Today’s world is filled with much strife, the days of calm seem to be a distant past as our youth seem to grow so fast, yet, so slowly too. Issues such as #BlackLivesMatter, #IStandWithAhmed, #DumpTrump, etc. are heavy for children to be worrying about. While on some level they do worry, on another level they remain immobilized by the many distractions that surround them. Somewhere between Care Bears and Alice Through the Looking Glass, things just got messed up.
Sifting Through Social Norms
There is probably no role more challenging than raising a Muslim child in the 21st century. Cultures and society in general are infused with practices contrary to Islam. A simple example is magic. Magic is acknowledged in Islam as a test, but make no mistake, it is a major sin that entails shirk (associating partners with Allah), another major sin – in fact, the greatest sin that exists. Yet we treat Disney movies and their world of magic as mere entertainment and not an ideology contrary to our faith.
With so many subtle influences in our lives, it is hard for us, the adult Muslim, to be the best that we can be. We fall short in creating a solid standard of morals and ethics in line with the core values of Islam. While we, parents, struggle to maintain our own Islamic identity, we inadvertently leave our children to seek out standards for themselves – in essence, a role model.
We All Want It
Roles models are essential to each person’s overall growth simply because one of the greatest human challenges is to remain motivated, and role models motivate. They direct others through actions and not simply by spurting out words. They are a force of energy that captivates people through achievements, through a defined and unwavering set of principles, through hardship and ease, and through conviction. The stronger the role model is, the more composed and well-rounded the student (in this case, the child) will be, Insha’Allah.
Yes! Batman? - Oops
For children in today’s world I have just described Batman and how he overcame the adversity of his parents’ death, or X-Men and their quest to show the world we are all equal. As our children get older fictional role models don’t cut it anymore, and it evolves into celebrities, sport icons, hip-hop artists, or for the more refined Michelle Obama (or maybe not?). As a Muslim parent, I know we can do better. We have to do better, much better.
The Leverage Point
Islam places a heavy emphasis on respecting parents. We are commanded to honour them and to never speak to them in a harsh manner. Apart from the obvious reasons for this, we must understand the God-given blessing that exists between parent and child. Children will not go looking for another role model until they cannot find that direction, motivation or inspiration from their parent(s). The preferred choice is always the parent. We, the parents, are given this gift but often throw it away by spending our free time saturating our children’s lives with social norms and ideals, which are often contrary to raising a strong, confident Muslim child.
The Step Forward
It’s hard. Our nafs (desires/lower self) are tugging on us just as they tug at our children, but while Shaytaan may call out to us and whisper in our hearts, he has no power over us. Ultimately the decision to rise and be that example of standards; a role model, is on us, and in us – if we are willing.

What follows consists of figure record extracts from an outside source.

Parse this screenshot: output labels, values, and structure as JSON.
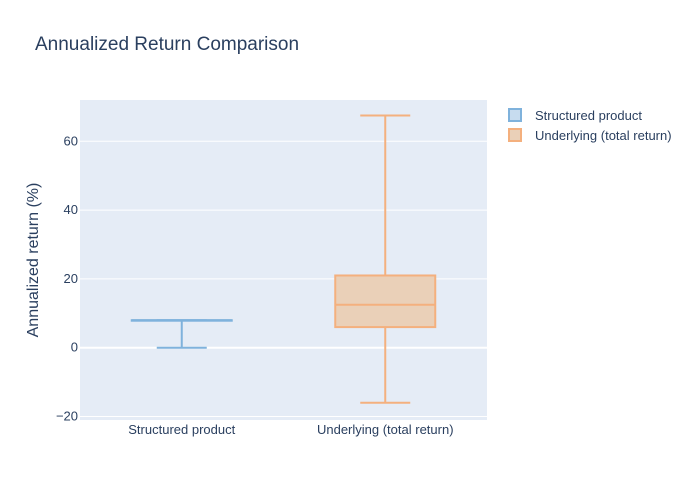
{
  "chart_data": {
    "type": "box",
    "title": "Annualized Return Comparison",
    "xlabel": "",
    "ylabel": "Annualized return (%)",
    "ylim": [
      -21,
      72
    ],
    "yticks": [
      -20,
      0,
      20,
      40,
      60
    ],
    "ytick_labels": [
      "−20",
      "0",
      "20",
      "40",
      "60"
    ],
    "categories": [
      "Structured product",
      "Underlying (total return)"
    ],
    "series": [
      {
        "name": "Structured product",
        "color": "#7fb2dc",
        "fill": "#c7dcef",
        "stats": {
          "min": 0,
          "q1": 8,
          "median": 8,
          "q3": 8,
          "max": 8
        }
      },
      {
        "name": "Underlying (total return)",
        "color": "#f4b07e",
        "fill": "#ead0b8",
        "stats": {
          "min": -16,
          "q1": 6,
          "median": 12.5,
          "q3": 21,
          "max": 67.5
        }
      }
    ],
    "grid": true,
    "legend": "top-right",
    "plot_background": "#e5ecf6"
  }
}
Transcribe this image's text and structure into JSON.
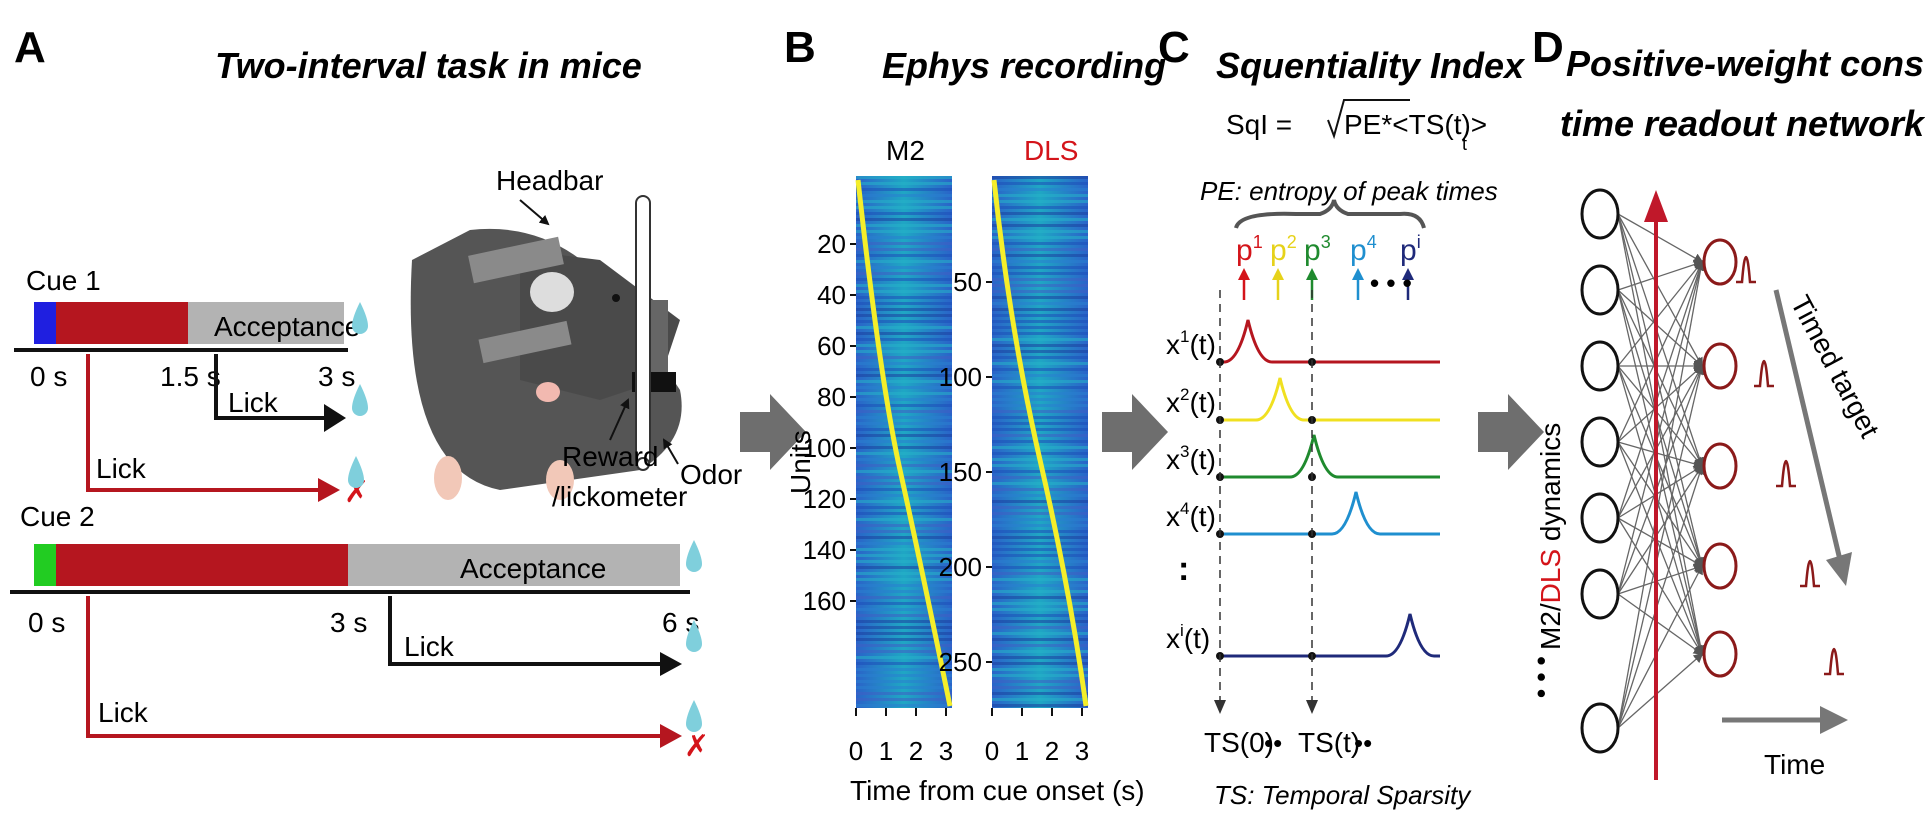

Allah's Messenger said that Allah said: He who comes with a good deed, its reward will be ten like that or even more. And he who comes with vice, his reward will be only one like that, or I can forgive him. He who draws close to Me a hand's span, I will draw close to him an arm's length. And whoever draws near Me an arm's length, I will draw near him a fathom's length. And whoever comes to Me walking, I will go to him running. And whoever faces Me with sins nearly as great as the earth, I will meet him with forgiveness nearly as great as that, provided he does not worship something with me.
Despite being the adults, we (parents) sometimes find ourselves in the same predicament as our children. Who are our role models? Sometimes we are able to align ourselves with people of knowledge, and this always helps in dealing with the clamor of society. Still, even if we can’t, it’s important to remember that the role models of a Muslim are the Prophet Muhammad (peace be upon him) and his companions (may Allah be pleased with them all).
There is an abundance of knowledge at our fingertips that can inspire and push us to strive to be of the same standard of Muslims that the Prophet Muhammad (peace be upon him) taught us to be. An easy and great place to start is by reading the two-volume series entitled “Lives of the Companions” by Abdul Wahid Hamid. Or maybe stroll through an Islamic bookstore and start with what catches your eye. Choose the path and Allah will make a way Insha’Allah.
As an Ummah, we are lost in the details. While continuing to seek knowledge is imperative in keeping us motivated, application of this knowledge is essential in keeping us steadfast. Our children will take lessons from what they see, more than what they hear. They will instinctively act according to what they recall seeing their mom and dad do, and only as they age and reflect will they consider what was said. It’s a battle to be the role model our children need us to be, but that’s the nature of this life. Either we rise to the challenge or lose the ones that we have been tasked to protect from the Hell fire.
O you who believe! Protect yourselves and your families (from) a Fire whose fuel (is) people and stones, over it (are) Angels stern, severe; not they disobey Allah (in) what He Commands them but they do what they are commanded.
Al Qur’aan - 6:66
May Allah Protect us and our families from His Anger, and Guide us to His Pleasure, Ameen.